Not hard to implement? You'd need a separate collection to track those nodes to which
expiration has been set, including those nodes that might have evicted from memory but are
still present in the cache store (imagine a node with expire=1 day, but for eviction
+passivation reasons, it has been moved to cache store after 1 min). On top of that,
you'd need to update the collection everytime a node is expired to remove it from
there. Then, in every call to purge entries from a cache store, you'd have to check
this collection to see whether it's empty or not to decide whether to call purge
entries on cache store. The latter is not difficult, but the tracking can get complicated
v easily. IMO, not worth it.
That would be hard to implement indeed :)

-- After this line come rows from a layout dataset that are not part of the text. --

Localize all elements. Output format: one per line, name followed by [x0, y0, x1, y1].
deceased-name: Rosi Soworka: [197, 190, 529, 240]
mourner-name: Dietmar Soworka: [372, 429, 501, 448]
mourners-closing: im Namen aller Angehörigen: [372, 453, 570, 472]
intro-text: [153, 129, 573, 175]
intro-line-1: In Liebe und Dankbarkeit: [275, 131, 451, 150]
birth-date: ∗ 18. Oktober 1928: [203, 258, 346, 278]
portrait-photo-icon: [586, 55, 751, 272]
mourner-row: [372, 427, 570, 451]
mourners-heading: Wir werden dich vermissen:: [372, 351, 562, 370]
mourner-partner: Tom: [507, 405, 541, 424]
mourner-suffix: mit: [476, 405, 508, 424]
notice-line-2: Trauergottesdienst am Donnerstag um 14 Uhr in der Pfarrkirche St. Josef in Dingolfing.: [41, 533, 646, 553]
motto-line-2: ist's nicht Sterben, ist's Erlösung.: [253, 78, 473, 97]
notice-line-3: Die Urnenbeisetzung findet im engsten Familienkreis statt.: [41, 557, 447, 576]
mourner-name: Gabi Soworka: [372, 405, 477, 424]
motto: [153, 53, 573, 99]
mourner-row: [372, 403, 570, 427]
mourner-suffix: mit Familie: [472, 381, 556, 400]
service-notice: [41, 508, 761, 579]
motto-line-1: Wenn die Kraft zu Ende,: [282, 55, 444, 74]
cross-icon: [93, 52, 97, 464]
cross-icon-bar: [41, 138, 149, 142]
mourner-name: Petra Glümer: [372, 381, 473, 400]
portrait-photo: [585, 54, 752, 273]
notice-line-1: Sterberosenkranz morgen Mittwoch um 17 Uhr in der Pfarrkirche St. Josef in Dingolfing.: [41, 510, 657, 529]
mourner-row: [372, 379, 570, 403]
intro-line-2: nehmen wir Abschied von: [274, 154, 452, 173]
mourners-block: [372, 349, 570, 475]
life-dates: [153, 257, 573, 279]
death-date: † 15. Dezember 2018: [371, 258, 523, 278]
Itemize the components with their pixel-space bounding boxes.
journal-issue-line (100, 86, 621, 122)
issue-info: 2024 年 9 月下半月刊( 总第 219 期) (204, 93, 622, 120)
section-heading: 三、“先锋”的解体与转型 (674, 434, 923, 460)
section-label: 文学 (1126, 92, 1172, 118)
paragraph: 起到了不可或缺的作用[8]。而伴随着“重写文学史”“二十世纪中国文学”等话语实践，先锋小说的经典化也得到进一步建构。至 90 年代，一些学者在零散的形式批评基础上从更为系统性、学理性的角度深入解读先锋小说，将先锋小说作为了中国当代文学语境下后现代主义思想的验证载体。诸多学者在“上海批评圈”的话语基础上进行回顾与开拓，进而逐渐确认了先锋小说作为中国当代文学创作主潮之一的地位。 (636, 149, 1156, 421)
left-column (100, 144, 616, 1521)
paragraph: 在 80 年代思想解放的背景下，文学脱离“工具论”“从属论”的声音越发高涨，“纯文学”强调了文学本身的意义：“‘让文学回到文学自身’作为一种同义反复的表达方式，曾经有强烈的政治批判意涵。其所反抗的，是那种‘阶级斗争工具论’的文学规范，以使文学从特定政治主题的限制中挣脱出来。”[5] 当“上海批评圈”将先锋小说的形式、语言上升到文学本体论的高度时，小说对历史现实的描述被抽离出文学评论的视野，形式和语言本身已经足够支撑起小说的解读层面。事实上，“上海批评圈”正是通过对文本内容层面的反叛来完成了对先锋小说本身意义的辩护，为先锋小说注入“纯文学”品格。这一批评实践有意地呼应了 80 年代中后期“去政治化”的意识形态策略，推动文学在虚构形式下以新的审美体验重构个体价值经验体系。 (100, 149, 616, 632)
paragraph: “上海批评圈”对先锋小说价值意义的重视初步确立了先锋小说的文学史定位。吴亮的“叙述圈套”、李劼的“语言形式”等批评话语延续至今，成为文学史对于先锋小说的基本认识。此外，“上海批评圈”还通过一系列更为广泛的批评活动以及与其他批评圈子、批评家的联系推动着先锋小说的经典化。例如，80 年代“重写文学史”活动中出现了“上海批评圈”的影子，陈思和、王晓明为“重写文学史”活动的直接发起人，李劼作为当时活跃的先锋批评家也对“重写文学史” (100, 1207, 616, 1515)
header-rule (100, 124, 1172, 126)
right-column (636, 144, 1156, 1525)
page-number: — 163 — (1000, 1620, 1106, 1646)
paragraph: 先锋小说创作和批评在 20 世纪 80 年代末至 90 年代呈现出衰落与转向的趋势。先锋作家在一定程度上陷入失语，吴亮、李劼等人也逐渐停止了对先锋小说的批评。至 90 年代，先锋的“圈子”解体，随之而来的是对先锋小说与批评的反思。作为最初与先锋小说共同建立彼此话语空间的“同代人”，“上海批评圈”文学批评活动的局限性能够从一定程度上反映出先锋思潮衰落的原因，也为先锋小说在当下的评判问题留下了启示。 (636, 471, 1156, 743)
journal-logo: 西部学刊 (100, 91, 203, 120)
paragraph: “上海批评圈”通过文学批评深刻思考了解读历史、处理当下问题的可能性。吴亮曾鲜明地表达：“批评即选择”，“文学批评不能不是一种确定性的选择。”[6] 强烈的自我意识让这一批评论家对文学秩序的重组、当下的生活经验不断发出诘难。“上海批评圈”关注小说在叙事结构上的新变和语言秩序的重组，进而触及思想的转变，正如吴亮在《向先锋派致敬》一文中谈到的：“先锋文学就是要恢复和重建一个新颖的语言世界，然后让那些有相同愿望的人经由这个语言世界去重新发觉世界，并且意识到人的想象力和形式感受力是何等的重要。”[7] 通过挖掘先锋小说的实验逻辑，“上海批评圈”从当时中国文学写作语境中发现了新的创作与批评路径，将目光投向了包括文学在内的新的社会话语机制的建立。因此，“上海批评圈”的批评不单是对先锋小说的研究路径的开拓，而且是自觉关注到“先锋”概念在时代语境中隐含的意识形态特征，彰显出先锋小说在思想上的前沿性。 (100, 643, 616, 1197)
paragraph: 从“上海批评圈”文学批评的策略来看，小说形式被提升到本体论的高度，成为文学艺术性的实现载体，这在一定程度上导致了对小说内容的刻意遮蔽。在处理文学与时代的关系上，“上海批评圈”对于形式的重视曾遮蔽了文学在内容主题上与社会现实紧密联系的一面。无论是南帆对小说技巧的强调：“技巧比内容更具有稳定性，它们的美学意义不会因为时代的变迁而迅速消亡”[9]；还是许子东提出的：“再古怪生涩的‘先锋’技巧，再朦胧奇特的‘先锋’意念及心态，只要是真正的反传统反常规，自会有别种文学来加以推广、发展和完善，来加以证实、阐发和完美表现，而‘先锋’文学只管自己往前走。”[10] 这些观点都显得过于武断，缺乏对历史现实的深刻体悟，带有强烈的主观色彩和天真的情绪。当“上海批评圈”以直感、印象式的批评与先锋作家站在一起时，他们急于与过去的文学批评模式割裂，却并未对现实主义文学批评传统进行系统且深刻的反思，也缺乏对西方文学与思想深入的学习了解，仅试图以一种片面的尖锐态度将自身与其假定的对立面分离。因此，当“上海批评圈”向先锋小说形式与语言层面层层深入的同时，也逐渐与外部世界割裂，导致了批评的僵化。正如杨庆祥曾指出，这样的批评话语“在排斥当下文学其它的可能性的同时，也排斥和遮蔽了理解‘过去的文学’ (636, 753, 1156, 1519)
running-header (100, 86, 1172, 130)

What I have in mind is: cache store has a a boolean field set to true if it has entries
that can expire, false otherwise. It is in full control of the modifications applied to it
and it can update this flag accordingly.
if the flag is false, then when asked to purge the store won't do anything. So if one
doesn't use expiry at all, it won't even have to configure anything to disable
it.
I've implemented this for BucketBasedCacheStore and is really simple (attached).
Further on this can be refined: use a counter that gets incremented whenever an expirable
entry is added, and decremented when it is purged (not ALL CS will support this).